For many, wisdom is a reward of growing
older, achieved through life experiences.
Occasionally, we are presented with an opportunity to make things
right. Personally, I am working towards
a college degree now, in my fifties. My
choice is not solely about my education, though. It is about my choice to let go of the past,
and embrace the present-my present.
My sons are all adults now. One of the most difficult things I have done
in my life is to let them go. I would prefer
to keep them close to me always, if I could.

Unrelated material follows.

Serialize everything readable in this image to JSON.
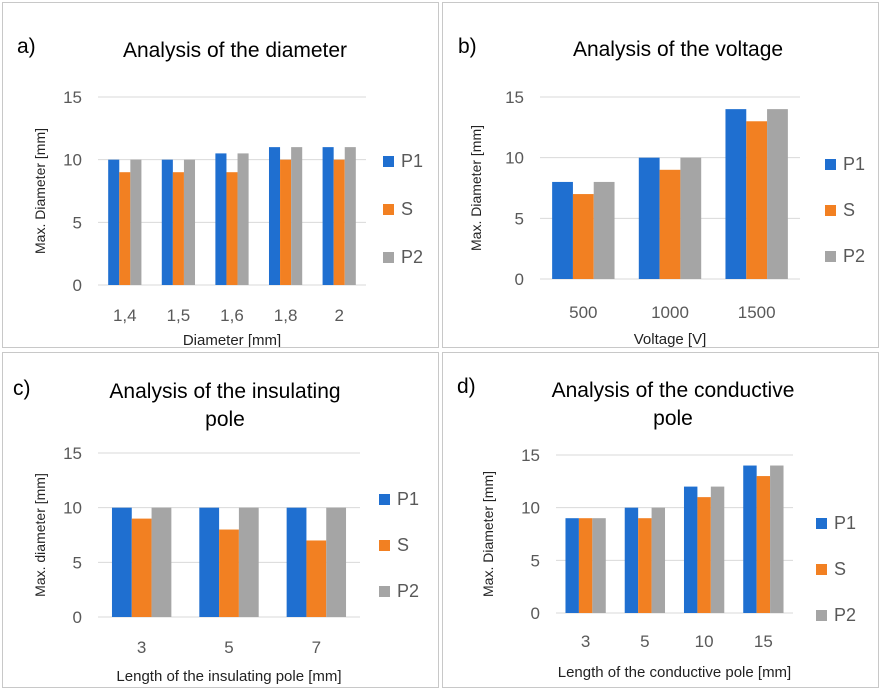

I realize, however, that they are entitled to live their own lives and
make their own choices without my interference, unsolicited advice, or attempts
to control them. I have, therefore, made
a conscious effort to build a life for myself,
which entails learning, developing my own talents, doing things I enjoy, making
new friends, and sustaining enduring friendships. I see my sons when they are available, and conceal
my disappointment when they are not.
When I was younger, I was not so fortunate
as to have a mother who was willing to make a similar effort. I am determined to learn from the experience, and not emulate it. My sons do not owe me anything, and that
includes their time. They did not enter
into this world clutching an I.O.U. Yes, I spent my younger years raising them,
doing without, and providing them with a home, necessities, some frivolities, and
the best education we could afford to give them. That was my choice, and my duty as a parent. There is no “price tag” attached. Parents are
not “contractors” who present their children with itemized bills once they
reach adulthood. My sons are not indebted to me, as parenthood does not elicit compensation,
emotional or otherwise. I love them, and
I did the best I could for them because of that love.
I will always be here for my sons should
they need me, and assist them in any way I can, if they ask. But for now, I live my own life. I possess a positive attitude, a sense of
hope, an independent spirit, and a determination to hide from them (and myself)
just how acutely I miss the little boys they once were.